Reference no: EM131956344
Management Decision
Going Global South of the Border
You are the CEO of a small but growing manufacturing company in Texas. Despite the global economic downturn, you have managed to keep the company's head above water, and your board is pressuring you to take advantage of opportunities outside the United States so the company is well positioned in the global marketplace when recovery takes place. Everyone seems to be turning to China, with its low labor costs and pool of highly skilled workers. Some people call you crazy, but you are looking just a few miles south of the border at Mexico.
They call you crazy because the political uncertainty in Mexico is quite high. Corruption is rampant in Mexican bureaucracy. And drug-related violence makes the thought of sending your workers to Juarez, just south of the border, enough to turn your stomach. You've read reports of workers being accosted at banks on payday, executives being kidnapped, bodies dangling from highway overpasses, and the 2000-plus murders in Juarez over the past year and a half doesn't leave you confident that Mexico is a good place to build your business. China certainly has a growing market in manufacturing, but so does Mexico. And, despite the corruption and violence, it is growing even further, offering great opportunity in a less competitive environment.

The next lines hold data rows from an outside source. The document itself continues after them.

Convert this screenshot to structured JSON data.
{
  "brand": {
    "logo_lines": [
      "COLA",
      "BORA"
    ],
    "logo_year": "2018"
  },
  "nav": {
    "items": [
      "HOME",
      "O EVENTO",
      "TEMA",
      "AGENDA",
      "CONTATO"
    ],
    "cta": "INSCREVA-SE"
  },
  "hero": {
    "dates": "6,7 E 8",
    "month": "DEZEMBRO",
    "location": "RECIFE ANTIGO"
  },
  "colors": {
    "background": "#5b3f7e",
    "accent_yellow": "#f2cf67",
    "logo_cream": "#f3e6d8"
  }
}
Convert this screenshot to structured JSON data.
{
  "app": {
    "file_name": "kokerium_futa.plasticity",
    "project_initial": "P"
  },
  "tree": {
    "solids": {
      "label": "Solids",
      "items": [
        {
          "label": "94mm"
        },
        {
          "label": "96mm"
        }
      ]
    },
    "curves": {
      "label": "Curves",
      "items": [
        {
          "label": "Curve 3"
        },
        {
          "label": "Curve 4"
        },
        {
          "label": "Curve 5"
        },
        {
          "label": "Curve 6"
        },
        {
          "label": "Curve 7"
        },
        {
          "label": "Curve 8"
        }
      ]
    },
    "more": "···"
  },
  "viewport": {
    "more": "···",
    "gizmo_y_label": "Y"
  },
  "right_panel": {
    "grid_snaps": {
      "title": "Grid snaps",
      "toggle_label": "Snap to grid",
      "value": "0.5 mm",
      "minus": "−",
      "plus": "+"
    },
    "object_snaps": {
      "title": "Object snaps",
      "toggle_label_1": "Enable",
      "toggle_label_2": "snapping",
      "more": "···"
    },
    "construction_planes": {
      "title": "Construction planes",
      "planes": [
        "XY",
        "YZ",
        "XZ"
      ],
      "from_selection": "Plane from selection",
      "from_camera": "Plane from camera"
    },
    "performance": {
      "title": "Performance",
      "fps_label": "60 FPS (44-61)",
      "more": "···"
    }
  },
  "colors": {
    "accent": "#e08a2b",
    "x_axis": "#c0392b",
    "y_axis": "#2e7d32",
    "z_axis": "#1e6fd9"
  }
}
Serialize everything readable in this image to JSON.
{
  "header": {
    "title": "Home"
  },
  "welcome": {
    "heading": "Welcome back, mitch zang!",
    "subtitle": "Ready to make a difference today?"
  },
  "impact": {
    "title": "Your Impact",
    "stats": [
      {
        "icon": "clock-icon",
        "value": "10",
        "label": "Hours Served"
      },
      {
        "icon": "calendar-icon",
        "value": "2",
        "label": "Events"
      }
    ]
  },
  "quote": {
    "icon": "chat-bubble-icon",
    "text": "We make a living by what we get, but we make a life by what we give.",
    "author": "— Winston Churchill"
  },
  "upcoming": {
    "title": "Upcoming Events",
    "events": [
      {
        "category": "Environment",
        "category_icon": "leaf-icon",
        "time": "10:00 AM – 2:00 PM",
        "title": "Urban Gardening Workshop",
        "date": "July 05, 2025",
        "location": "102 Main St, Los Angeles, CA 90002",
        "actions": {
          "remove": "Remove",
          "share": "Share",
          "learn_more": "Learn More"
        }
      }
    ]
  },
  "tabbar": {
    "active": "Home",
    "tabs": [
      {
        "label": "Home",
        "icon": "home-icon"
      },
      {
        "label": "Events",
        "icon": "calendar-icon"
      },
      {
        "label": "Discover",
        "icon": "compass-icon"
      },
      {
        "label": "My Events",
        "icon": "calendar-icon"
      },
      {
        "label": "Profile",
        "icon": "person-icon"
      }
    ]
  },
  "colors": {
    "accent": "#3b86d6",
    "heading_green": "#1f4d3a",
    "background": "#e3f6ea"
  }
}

Some schools in Mexico are partnering with industry to establish programs in aerospace engineering, microelectronics, bioengineering, radio frequency design, and renewable energies that will produce a larger pool of quality skilled labor. Purchasing power is also quite low in Mexico, as it is in China, making the cost of this skilled labor low. While the reasons not to establish business in Mexico are daunting, going global in China is not all roses, either. It costs a lot in money and tied-up inventory to ship products back to the United States.
What would be expensive and take two weeks could be done cheaply and in a matter of days from a Mexican maquiladora, or factory focused on producing products for export. You would also face the potential for loss of intellectual property and a high rate of piracy in China, and of course quality control problems in China are notorious. If your factory is just south of the border, you have the opportunity for direct control and oversight-if only you can minimize the risk of violence and convince your team that it is still worth going.
Questions
1. What strategy would you take toward Mexico: an avoidance strategy, a control strategy, or a cooperation strategy? Explain your choice using the criteria outlined in the text.
2. What steps would you take to reduce the impact of violence on your business in Mexico?